Crop Rotation Key to Long-Term Vegetable Production Success

Clint Thompson Alabama, Top Posts

File photo shows a tomato plant being planted.

One of the most fundamental practices regarding vegetable production is the implementation of crop rotation.

Joe Kemble, Alabama Extension vegetable specialist, said crop rotation is a basic practice that is beneficial for any crop that’s grown.

“Unfortunately in the south, we rarely have a break in season; a hard freeze and things like that which can help lower pest pressure. Crop rotation really becomes key in terms of helping to at least reduce that load, putting a non-host crop out there to hopefully decrease whatever organism you’re concerned about,” Kemble said.

“We have a lot of endemic soil-borne diseases in Alabama, as well as Georgia and Southeast; nematodes, they can really be a major factor. Anything you can do to potentially reduce that, it’s beneficial.”

3 to 5 Years In Between Same Vegetable Groups

Kemble said to avoid planting the same vegetable or its relative in the same spot for at least 3 to 5 years. Vegetables that belong to the same plant family share many of the same pests and diseases. He insists the more time in between vegetables in a given field the better.

“There’s actually some pretty good evidence out there in terms of research basically showing that longer the rotation to a non-host crop the better. The evidence is pretty overwhelming saying any rotation is beneficial even if it’s a short period,” Kemble said.

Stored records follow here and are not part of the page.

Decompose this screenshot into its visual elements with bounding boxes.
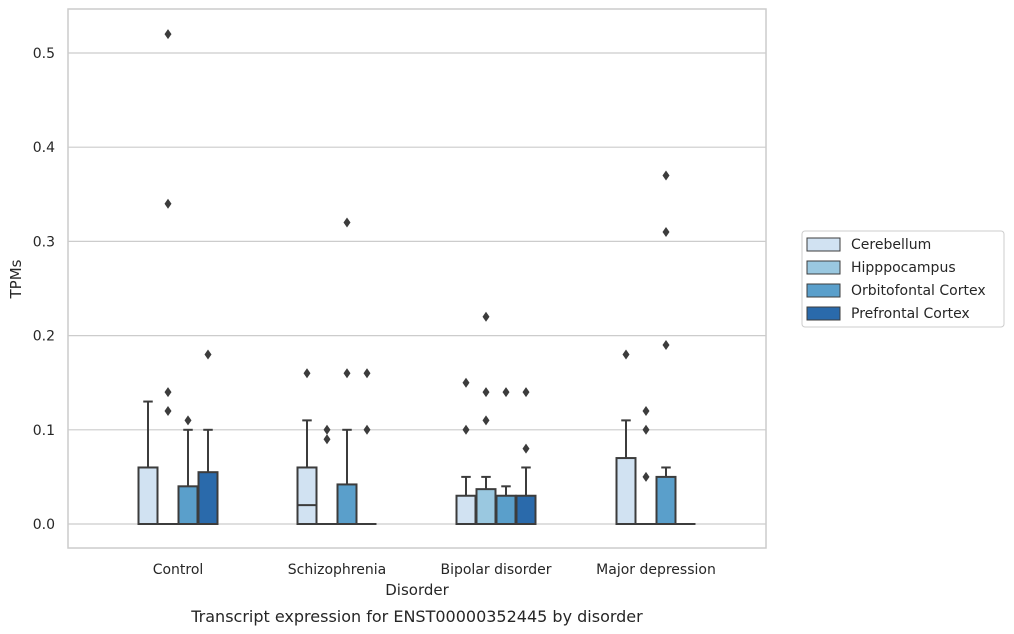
x-tick-label: Schizophrenia [288, 562, 386, 578]
outlier-point [343, 368, 351, 379]
x-axis-label: Disorder [385, 581, 449, 599]
outlier-point [482, 387, 490, 398]
y-tick-labels: 0.0 0.1 0.2 0.3 0.4 0.5 [33, 46, 55, 533]
legend-frame [801, 230, 1005, 328]
x-tick-label: Bipolar disorder [440, 562, 551, 578]
legend-swatch [806, 306, 841, 321]
outlier-point [662, 226, 670, 237]
x-tick-label: Major depression [596, 562, 716, 578]
box-2-0 [455, 377, 477, 525]
box-3-1 [636, 405, 656, 525]
box-body [137, 466, 159, 526]
box-body [177, 485, 199, 526]
box-0-1 [158, 29, 178, 525]
y-tick-label: 0.5 [33, 46, 55, 62]
plot-area-frame [67, 8, 767, 549]
box-body [495, 494, 517, 525]
outlier-point [482, 415, 490, 426]
box-3-0 [615, 349, 637, 525]
box-1-0 [296, 368, 318, 526]
box-body [296, 466, 318, 526]
box-body [336, 483, 358, 526]
outlier-point [482, 311, 490, 322]
box-1-2 [336, 217, 358, 526]
legend-swatch [806, 283, 841, 298]
box-body [197, 471, 219, 526]
legend-label: Prefrontal Cortex [851, 306, 970, 322]
box-1-3 [357, 368, 377, 525]
outlier-point [462, 424, 470, 435]
y-tick-label: 0.3 [33, 234, 55, 250]
outlier-point [204, 349, 212, 360]
x-tick-label: Control [153, 562, 204, 578]
outlier-point [164, 198, 172, 209]
box-2-1 [475, 311, 497, 525]
legend: Cerebellum Hipppocampus Orbitofontal Corte… [801, 230, 1005, 328]
box-2-3 [515, 387, 537, 525]
box-2-2 [495, 387, 517, 525]
outlier-point [642, 424, 650, 435]
outlier-point [164, 405, 172, 416]
box-0-2 [177, 415, 199, 526]
y-tick-label: 0.1 [33, 423, 55, 439]
box-groups [137, 29, 696, 526]
y-tick-label: 0.2 [33, 329, 55, 345]
legend-label: Orbitofontal Cortex [851, 283, 986, 299]
outlier-point [363, 368, 371, 379]
outlier-point [323, 424, 331, 435]
outlier-point [462, 377, 470, 388]
y-axis-label: TPMs [7, 259, 25, 299]
outlier-point [522, 387, 530, 398]
outlier-point [323, 434, 331, 445]
outlier-point [642, 471, 650, 482]
box-body [515, 494, 537, 525]
box-body [655, 475, 677, 525]
outlier-point [522, 443, 530, 454]
outlier-point [502, 387, 510, 398]
box-body [455, 494, 477, 525]
outlier-point [303, 368, 311, 379]
outlier-point [164, 29, 172, 40]
legend-swatch [806, 260, 841, 275]
box-1-1 [317, 424, 337, 525]
legend-swatch [806, 237, 841, 252]
box-body [475, 488, 497, 525]
y-tick-label: 0.4 [33, 140, 55, 156]
chart-caption: Transcript expression for ENST0000035244… [190, 607, 643, 626]
box-body [615, 457, 637, 525]
legend-label: Hipppocampus [851, 260, 956, 276]
y-tick-label: 0.0 [33, 517, 55, 533]
outlier-point [343, 217, 351, 228]
box-0-0 [137, 400, 159, 526]
outlier-point [622, 349, 630, 360]
outlier-point [363, 424, 371, 435]
outlier-point [642, 405, 650, 416]
legend-label: Cerebellum [851, 237, 931, 253]
x-tick-labels: Control Schizophrenia Bipolar disorder Majo… [153, 562, 716, 578]
box-3-2 [655, 170, 677, 525]
box-0-3 [197, 349, 219, 526]
outlier-point [164, 387, 172, 398]
outlier-point [662, 340, 670, 351]
outlier-point [662, 170, 670, 181]
outlier-point [184, 415, 192, 426]
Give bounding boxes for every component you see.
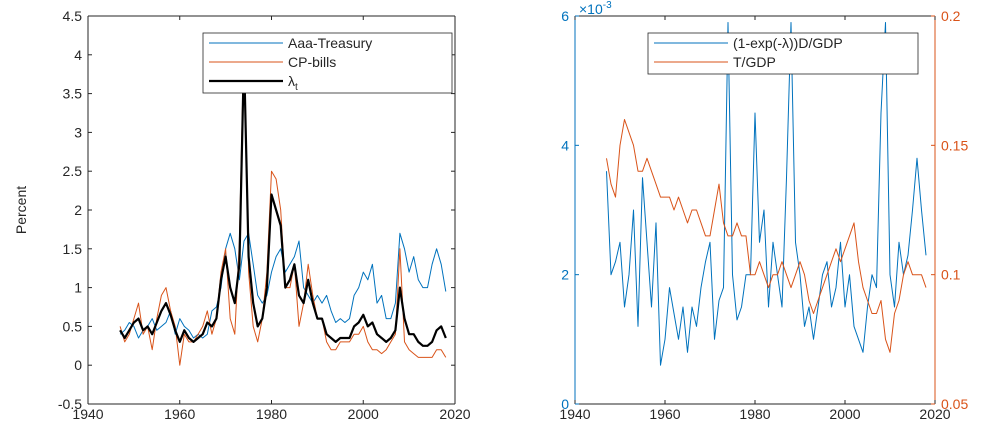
legend-subscript: t (295, 82, 298, 93)
y-axis-label: Percent (13, 186, 29, 234)
x-tick-label: 1980 (739, 406, 770, 422)
legend-name: Aaa-Treasury (288, 35, 372, 51)
y-tick-label: 4 (561, 137, 569, 153)
x-tick-label: 1960 (164, 406, 195, 422)
y2-tick-label: 0.2 (941, 8, 961, 24)
y-tick-label: 1 (74, 280, 82, 296)
legend-label: (1-exp(-λ))D/GDP (733, 35, 843, 51)
y-tick-label: 0 (561, 396, 569, 412)
y-tick-label: 2.5 (63, 163, 83, 179)
legend-label: λt (288, 73, 298, 93)
y2-tick-label: 0.15 (941, 137, 968, 153)
series-line (119, 53, 447, 347)
y-tick-label: 3.5 (63, 86, 83, 102)
y-tick-label: 6 (561, 8, 569, 24)
y-tick-label: 0.5 (63, 318, 83, 334)
y-tick-label: -0.5 (58, 396, 82, 412)
legend-name: λ (288, 73, 295, 89)
legend-label: T/GDP (733, 54, 776, 70)
y2-tick-label: 0.05 (941, 396, 968, 412)
x-tick-label: 2020 (919, 406, 950, 422)
legend-name: (1-exp(-λ))D/GDP (733, 35, 843, 51)
x-tick-label: 2020 (439, 406, 470, 422)
x-tick-label: 1960 (649, 406, 680, 422)
legend-label: CP-bills (288, 54, 336, 70)
x-tick-label: 2000 (348, 406, 379, 422)
series-line (606, 119, 927, 353)
y-tick-label: 0 (74, 357, 82, 373)
y-tick-label: 2 (74, 202, 82, 218)
y-tick-label: 1.5 (63, 241, 83, 257)
legend-label: Aaa-Treasury (288, 35, 372, 51)
x-tick-label: 1980 (256, 406, 287, 422)
legend-box (647, 32, 919, 75)
y-tick-label: 4.5 (63, 8, 83, 24)
y-tick-label: 4 (74, 47, 82, 63)
y-tick-label: 2 (561, 267, 569, 283)
y-multiplier: ×10-3 (579, 0, 612, 17)
x-tick-label: 2000 (829, 406, 860, 422)
x-tick-label: 1940 (559, 406, 590, 422)
series-line (606, 22, 927, 366)
legend-name: CP-bills (288, 54, 336, 70)
legend-name: T/GDP (733, 54, 776, 70)
y-multiplier-base: ×10 (579, 1, 603, 17)
y-tick-label: 3 (74, 124, 82, 140)
y-multiplier-exponent: -3 (603, 0, 612, 11)
y2-tick-label: 0.1 (941, 267, 961, 283)
x-tick-label: 1940 (72, 406, 103, 422)
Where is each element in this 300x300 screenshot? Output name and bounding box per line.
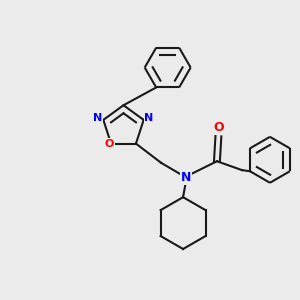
Text: N: N xyxy=(144,113,154,123)
Text: N: N xyxy=(181,171,191,184)
Text: O: O xyxy=(213,121,224,134)
Text: O: O xyxy=(105,139,114,148)
Text: N: N xyxy=(93,113,103,123)
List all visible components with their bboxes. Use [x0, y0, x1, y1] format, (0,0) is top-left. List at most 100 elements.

Crop rotation helps replenish soil fertility and add organic matter. It provides complementary fertilization to crops in sequence with each other; such as a legume crop preceding sweet corn or tomatoes.

It also is a good practice for those who rent fields to investigate what crops have been produced in a field in previous years before planting.

Kemble Comments

“Where I see the biggest problem typically, is not always the grower’s fault, but a lot of times you may be renting land to use this year and you may not know what the history of the land was,” Kemble said.

“Honestly, most growers use rotation. Depending on the particular situation they’ve got, they recognize it as a tried and true method to help reduce some of the issues that they typically have to deal with.”